Survey Reveals Perceived Barriers To Adoption

12.01.2015

Fewer than a quarter of people have requested flexible working arrangements despite having the legal right to do so for over six months, a new survey reveals.

The poll of 2,000 workers by O2 Business found that just over half (54%) of people were aware of the right to request flexible working legislation launched in June last year, but only 23% had taken advantage of it.

Around a third (31%) of those surveyed said a lack of trust was one of the main barriers to widespread adoption of flexible working, whilst a similar proportion (28%) said their business culture didn't encourage working away from the office.

Additionally, one in five cited a lack of technology or tools to facilitate flexible working. Only one in eight (12%) thought that their organisation was likely to embrace the practice in 2015.

However, a spokesman for the Department for Business, Innovation and Skills said the government wants to see flexible working become the “norm” rather than the exception, supported by Tax Free Childcare and shared parental leave.

"Extending the right to request flexible working will enable firms to attract and retain the best talent and reap the benefits of a more motivated workforce," he said.

The findings have come months ahead of the Government’s planned introduction of shared parental leave, which is expected to be introduced in April.

Expert Opinion
This research has put an interesting spotlight on how the right to request flexible working which was extended to all employees with the requisite qualifying service, does not necessarily mean that employees are benefitting from such arrangements.

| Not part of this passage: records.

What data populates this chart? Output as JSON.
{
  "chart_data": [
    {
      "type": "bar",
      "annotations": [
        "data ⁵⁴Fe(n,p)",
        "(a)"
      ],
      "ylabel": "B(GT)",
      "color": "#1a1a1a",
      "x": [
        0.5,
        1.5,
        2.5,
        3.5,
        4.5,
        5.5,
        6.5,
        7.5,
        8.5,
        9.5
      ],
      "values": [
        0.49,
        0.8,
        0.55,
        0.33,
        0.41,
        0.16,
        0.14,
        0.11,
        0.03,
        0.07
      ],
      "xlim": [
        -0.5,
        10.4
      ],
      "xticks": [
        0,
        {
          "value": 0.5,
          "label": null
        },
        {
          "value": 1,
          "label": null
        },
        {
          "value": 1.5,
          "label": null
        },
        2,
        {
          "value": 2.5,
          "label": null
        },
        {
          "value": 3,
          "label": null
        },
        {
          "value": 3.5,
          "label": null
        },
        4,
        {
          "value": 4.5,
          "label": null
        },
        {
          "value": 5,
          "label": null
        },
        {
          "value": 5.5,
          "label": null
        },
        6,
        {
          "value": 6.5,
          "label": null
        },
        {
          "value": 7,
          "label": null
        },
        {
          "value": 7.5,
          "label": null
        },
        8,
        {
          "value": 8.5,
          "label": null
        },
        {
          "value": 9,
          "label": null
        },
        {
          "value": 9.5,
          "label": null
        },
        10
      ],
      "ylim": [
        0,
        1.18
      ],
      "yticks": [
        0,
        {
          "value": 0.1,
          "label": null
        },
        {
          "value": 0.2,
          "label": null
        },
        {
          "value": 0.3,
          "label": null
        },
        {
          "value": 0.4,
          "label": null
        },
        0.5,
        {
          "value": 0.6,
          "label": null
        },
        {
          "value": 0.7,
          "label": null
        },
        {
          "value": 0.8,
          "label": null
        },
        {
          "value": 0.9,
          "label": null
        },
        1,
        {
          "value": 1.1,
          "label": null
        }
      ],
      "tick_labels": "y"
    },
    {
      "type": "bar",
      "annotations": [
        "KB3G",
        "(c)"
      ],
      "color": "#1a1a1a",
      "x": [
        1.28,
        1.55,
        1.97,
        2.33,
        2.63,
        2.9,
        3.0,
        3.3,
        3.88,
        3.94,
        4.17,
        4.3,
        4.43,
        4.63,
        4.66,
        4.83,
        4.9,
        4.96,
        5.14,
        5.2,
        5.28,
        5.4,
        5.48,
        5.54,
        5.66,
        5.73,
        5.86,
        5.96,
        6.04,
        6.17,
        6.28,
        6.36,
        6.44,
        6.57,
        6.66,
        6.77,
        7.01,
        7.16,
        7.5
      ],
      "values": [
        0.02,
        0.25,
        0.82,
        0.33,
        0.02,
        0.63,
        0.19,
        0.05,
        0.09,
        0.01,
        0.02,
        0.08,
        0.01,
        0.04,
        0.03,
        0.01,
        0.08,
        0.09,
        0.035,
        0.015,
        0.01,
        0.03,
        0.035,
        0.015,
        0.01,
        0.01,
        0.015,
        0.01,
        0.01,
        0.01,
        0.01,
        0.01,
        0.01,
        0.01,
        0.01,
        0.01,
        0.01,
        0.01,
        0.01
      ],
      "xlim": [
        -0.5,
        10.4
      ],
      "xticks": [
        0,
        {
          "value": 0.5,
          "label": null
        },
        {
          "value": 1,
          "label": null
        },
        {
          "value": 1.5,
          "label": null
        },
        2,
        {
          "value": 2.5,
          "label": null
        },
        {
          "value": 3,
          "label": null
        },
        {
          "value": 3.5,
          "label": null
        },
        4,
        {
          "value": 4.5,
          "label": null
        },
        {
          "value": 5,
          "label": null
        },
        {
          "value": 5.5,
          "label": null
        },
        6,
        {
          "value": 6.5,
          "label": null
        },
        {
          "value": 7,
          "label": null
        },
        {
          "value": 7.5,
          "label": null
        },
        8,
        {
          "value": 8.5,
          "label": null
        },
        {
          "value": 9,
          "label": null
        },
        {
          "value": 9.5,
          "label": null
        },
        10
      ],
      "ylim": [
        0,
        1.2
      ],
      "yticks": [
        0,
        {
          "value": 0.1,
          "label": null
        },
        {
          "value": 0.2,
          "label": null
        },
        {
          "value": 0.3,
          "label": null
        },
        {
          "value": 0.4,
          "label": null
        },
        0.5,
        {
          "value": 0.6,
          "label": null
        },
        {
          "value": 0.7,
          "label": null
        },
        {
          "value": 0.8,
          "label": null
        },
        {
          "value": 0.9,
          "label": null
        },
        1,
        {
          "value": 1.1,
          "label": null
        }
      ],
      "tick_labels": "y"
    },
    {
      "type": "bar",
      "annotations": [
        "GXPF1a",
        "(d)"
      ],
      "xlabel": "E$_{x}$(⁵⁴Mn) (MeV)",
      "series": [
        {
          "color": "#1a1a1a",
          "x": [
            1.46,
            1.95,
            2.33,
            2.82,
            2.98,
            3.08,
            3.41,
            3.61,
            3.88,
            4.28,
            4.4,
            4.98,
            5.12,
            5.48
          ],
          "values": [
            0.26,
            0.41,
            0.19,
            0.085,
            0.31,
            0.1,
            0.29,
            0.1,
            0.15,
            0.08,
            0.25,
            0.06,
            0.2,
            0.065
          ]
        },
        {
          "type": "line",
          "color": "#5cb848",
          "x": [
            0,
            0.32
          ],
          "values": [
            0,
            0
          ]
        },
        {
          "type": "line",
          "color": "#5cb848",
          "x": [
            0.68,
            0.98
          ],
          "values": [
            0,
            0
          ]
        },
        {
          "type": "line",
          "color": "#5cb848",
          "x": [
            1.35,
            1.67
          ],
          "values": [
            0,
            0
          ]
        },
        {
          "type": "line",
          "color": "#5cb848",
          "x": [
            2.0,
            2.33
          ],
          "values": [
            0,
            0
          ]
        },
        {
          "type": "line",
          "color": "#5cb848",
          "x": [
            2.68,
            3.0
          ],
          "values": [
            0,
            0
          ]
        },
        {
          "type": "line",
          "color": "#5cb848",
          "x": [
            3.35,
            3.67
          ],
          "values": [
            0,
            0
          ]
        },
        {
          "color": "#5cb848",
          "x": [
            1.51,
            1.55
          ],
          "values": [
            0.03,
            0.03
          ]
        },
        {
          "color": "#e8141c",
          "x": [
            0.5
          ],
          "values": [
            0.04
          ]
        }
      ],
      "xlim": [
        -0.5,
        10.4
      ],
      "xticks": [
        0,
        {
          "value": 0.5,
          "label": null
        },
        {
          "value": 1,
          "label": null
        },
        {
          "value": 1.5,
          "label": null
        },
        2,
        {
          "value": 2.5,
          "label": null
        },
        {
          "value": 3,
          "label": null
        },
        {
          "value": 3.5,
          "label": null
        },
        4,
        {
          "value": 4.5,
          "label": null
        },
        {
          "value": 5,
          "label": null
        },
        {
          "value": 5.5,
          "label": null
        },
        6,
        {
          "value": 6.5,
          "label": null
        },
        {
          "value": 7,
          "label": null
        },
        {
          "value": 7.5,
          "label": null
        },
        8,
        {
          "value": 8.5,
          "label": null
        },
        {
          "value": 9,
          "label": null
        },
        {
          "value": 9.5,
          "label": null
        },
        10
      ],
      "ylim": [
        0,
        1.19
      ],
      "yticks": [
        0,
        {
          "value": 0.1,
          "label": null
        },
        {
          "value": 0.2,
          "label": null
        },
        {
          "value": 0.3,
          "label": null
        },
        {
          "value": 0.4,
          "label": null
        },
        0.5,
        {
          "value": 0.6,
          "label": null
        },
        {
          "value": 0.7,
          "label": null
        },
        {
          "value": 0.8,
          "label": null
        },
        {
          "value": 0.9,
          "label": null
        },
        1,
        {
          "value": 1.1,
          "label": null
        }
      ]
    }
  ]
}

"There are many perceived potential barriers to the adoption of such flexibility, but it remains vital that employers understand their obligations in terms of dealing with applications and having policies in place on them – so that workers understand what options are available to them and how the business will determine them. This is particularly important now that the right to request flexible working is no longer limited to employees with childcare or other caring responsibilities.

"This is a challenging time for employers who are also having to implement and plan for shared parental leave which is available to some parents and adopters from 5 April 2015.

"This potentially gives new parents the right to work and then go back on shared leave for the first year of the child’s birth. This is a different type of flexible working pattern, and employers may find that parents who have exercised it may seek to make similar, permanent arrangements via an application for flexible working when they return to work.

"Businesses must plan ahead to make sure that they are ready for Shared Parental Leave."